BRASILIA – Brazil did not invent or export corruption rings, Transparency Minister Torquato Jardim said in an interview with EFE on Tuesday.
Jardim was referring to the international ramifications of the “Lava Jato” (Car Wash) scandal, which has implicated prominent politicians and business executives in a number of countries.
The investigation of a massive pay-to-play corruption scheme centered on state-controlled oil company Petrobras revealed that construction giant Odebrecht also engaged in illegal practices in Angola, Argentina, Colombia, the Dominican Republic, Ecuador, Guatemala, Mexico, Mozambique, Panama, Peru and Venezuela.
“We have a Brazilian company that operated in a questionable manner in a dozen countries” and “the repercussions are very big,” the minister said, adding that the case has raised “political questions affected by this reprehensible conduct” in these nations.
Jardim said the case was not about corrupt systems or methods invented or exported by Brazil, noting that it was “a problem of human nature” that must be fought locally and globally via judicial cooperation.
“Private companies are not the only ones that should adopt more transparent practices,” Jardim said, adding that the public sector must also work to fight corruption.
Brazil has implemented programs and systems to monitor the public sector and state-owned enterprises in an effort to “expand and plant a moral reserve” in areas where corruption is rooted, the minister said.

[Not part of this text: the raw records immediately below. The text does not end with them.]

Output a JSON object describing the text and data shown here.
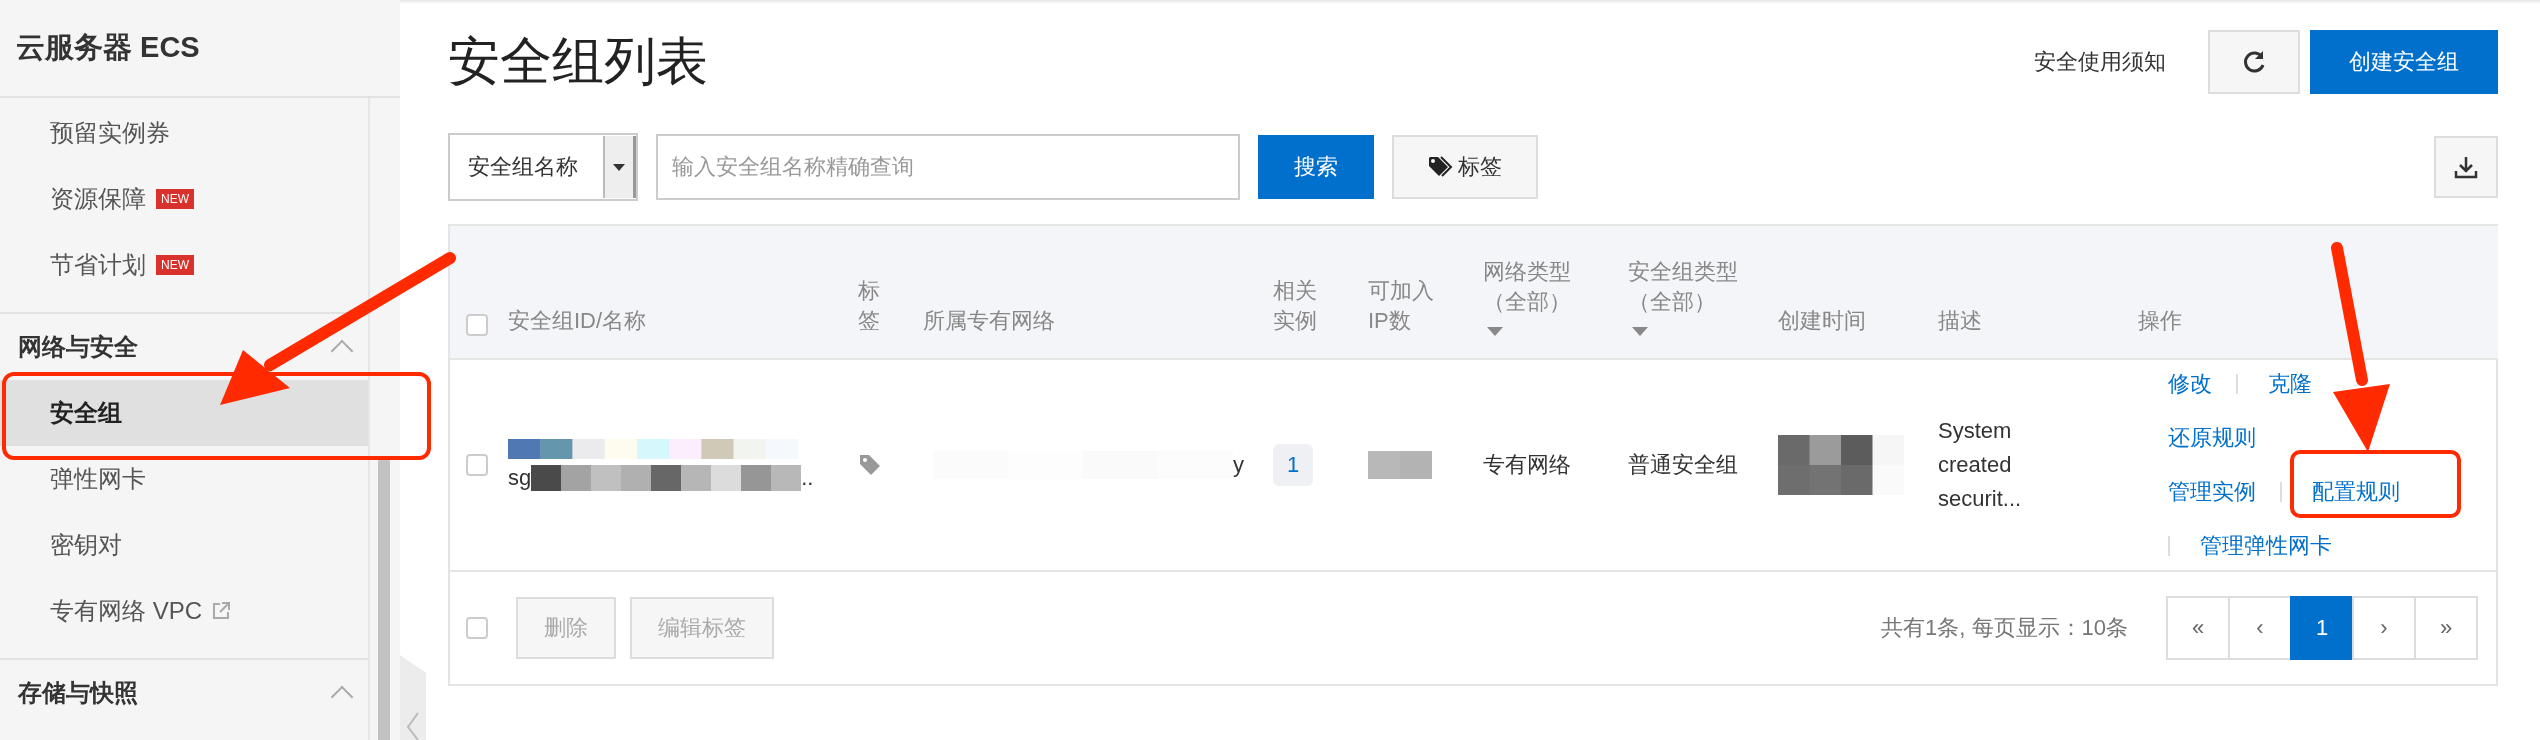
{
  "sidebar": {
    "title": "云服务器 ECS",
    "top_items": [
      {
        "label": "预留实例券",
        "selected": false
      },
      {
        "label": "资源保障",
        "badge": "NEW",
        "selected": false
      },
      {
        "label": "节省计划",
        "badge": "NEW",
        "selected": false
      }
    ],
    "groups": [
      {
        "title": "网络与安全",
        "expanded": true,
        "items": [
          {
            "label": "安全组",
            "selected": true
          },
          {
            "label": "弹性网卡",
            "selected": false
          },
          {
            "label": "密钥对",
            "selected": false
          },
          {
            "label": "专有网络 VPC",
            "external": true,
            "selected": false
          }
        ]
      },
      {
        "title": "存储与快照",
        "expanded": true
      }
    ]
  },
  "page": {
    "title": "安全组列表",
    "notice_link": "安全使用须知",
    "create_button": "创建安全组"
  },
  "filter": {
    "select": "安全组名称",
    "placeholder": "输入安全组名称精确查询",
    "search_button": "搜索",
    "tag_button": "标签"
  },
  "table": {
    "columns": [
      {
        "label": "安全组ID/名称"
      },
      {
        "label": "标签"
      },
      {
        "label": "所属专有网络"
      },
      {
        "label": "相关实例"
      },
      {
        "label": "可加入IP数"
      },
      {
        "label": "网络类型",
        "sub": "（全部）",
        "filter": true
      },
      {
        "label": "安全组类型",
        "sub": "（全部）",
        "filter": true
      },
      {
        "label": "创建时间"
      },
      {
        "label": "描述"
      },
      {
        "label": "操作"
      }
    ],
    "select_all_checked": false,
    "rows": [
      {
        "checked": false,
        "name_start": "sg",
        "name_end": "..",
        "vpc_end": "y",
        "instances": "1",
        "network_type": "专有网络",
        "group_type": "普通安全组",
        "description": "System created securit...",
        "actions": [
          "修改",
          "克隆",
          "还原规则",
          "管理实例",
          "配置规则",
          "管理弹性网卡"
        ]
      }
    ],
    "footer": {
      "checked": false,
      "buttons": [
        {
          "label": "删除",
          "disabled": true
        },
        {
          "label": "编辑标签",
          "disabled": true
        }
      ],
      "summary": "共有1条, 每页显示：10条",
      "pages": [
        {
          "label": "«",
          "selected": false
        },
        {
          "label": "‹",
          "selected": false
        },
        {
          "label": "1",
          "selected": true
        },
        {
          "label": "›",
          "selected": false
        },
        {
          "label": "»",
          "selected": false
        }
      ]
    }
  }
}
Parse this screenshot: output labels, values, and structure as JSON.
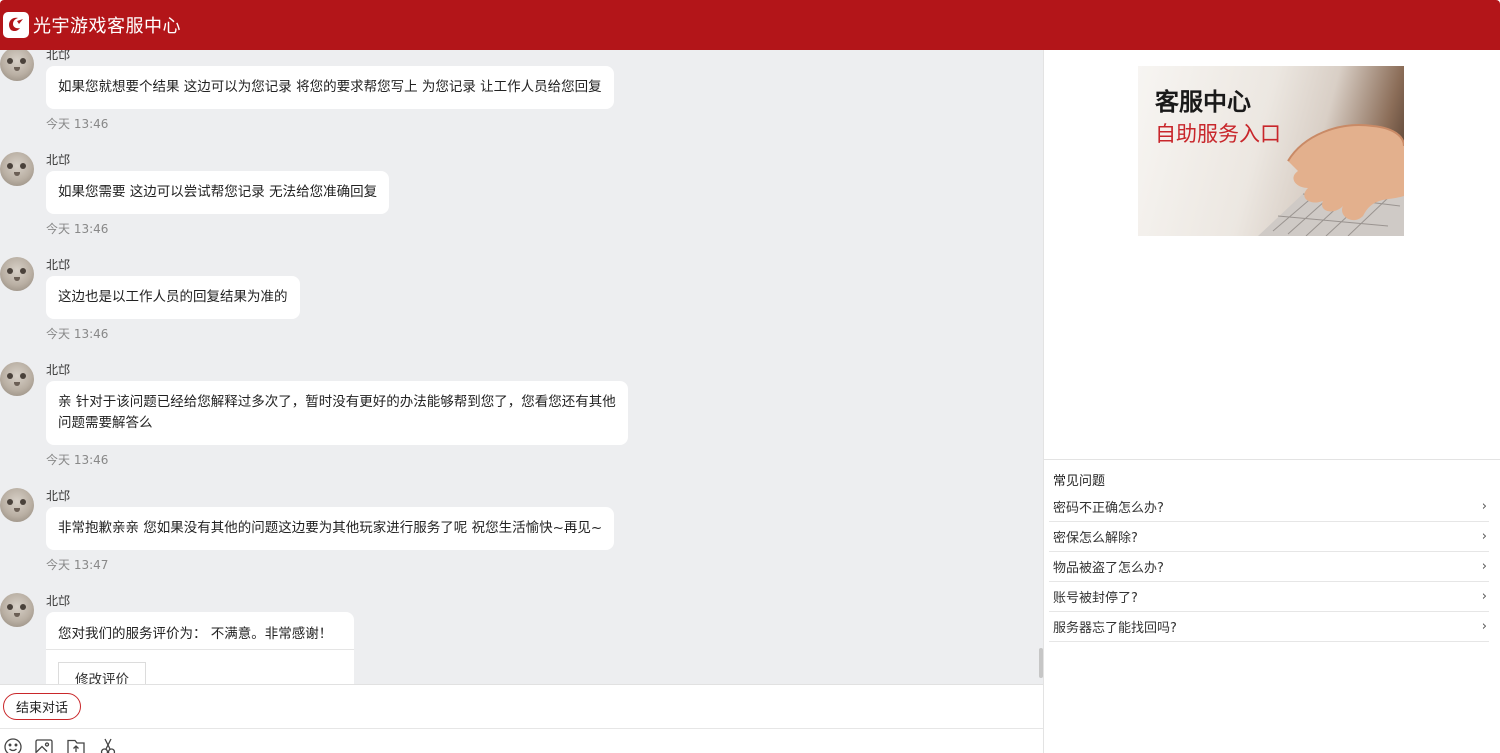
{
  "header": {
    "title": "光宇游戏客服中心"
  },
  "messages": [
    {
      "sender": "北邙",
      "text": "如果您就想要个结果  这边可以为您记录  将您的要求帮您写上   为您记录  让工作人员给您回复",
      "time": "今天 13:46"
    },
    {
      "sender": "北邙",
      "text": "如果您需要  这边可以尝试帮您记录  无法给您准确回复",
      "time": "今天 13:46"
    },
    {
      "sender": "北邙",
      "text": "这边也是以工作人员的回复结果为准的",
      "time": "今天 13:46"
    },
    {
      "sender": "北邙",
      "text_line1": "亲  针对于该问题已经给您解释过多次了，暂时没有更好的办法能够帮到您了，您看您还有其他",
      "text_line2": "问题需要解答么",
      "time": "今天 13:46"
    },
    {
      "sender": "北邙",
      "text": "非常抱歉亲亲 您如果没有其他的问题这边要为其他玩家进行服务了呢  祝您生活愉快~再见~",
      "time": "今天 13:47"
    },
    {
      "sender": "北邙"
    }
  ],
  "rating": {
    "text": "您对我们的服务评价为：  不满意。非常感谢！",
    "modify_label": "修改评价"
  },
  "input": {
    "end_label": "结束对话"
  },
  "banner": {
    "title": "客服中心",
    "subtitle": "自助服务入口"
  },
  "faq": {
    "title": "常见问题",
    "items": [
      {
        "label": "密码不正确怎么办?"
      },
      {
        "label": "密保怎么解除?"
      },
      {
        "label": "物品被盗了怎么办?"
      },
      {
        "label": "账号被封停了?"
      },
      {
        "label": "服务器忘了能找回吗?"
      }
    ]
  },
  "colors": {
    "brand": "#b31519",
    "chat_bg": "#edeef0"
  }
}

These systems have detected many illegal in an attempt to have a “cultural revolution” in Brazil, where the public backlash against corruption started in 2005 with a scandal involving members of Congress who took bribes, Jardim said.
Prosecutors say Odebrecht and other large Brazilian engineering companies paid bribes to corrupt Petrobras officials in exchange for inflated contracts and funneled money to politicians who provided cover for the graft.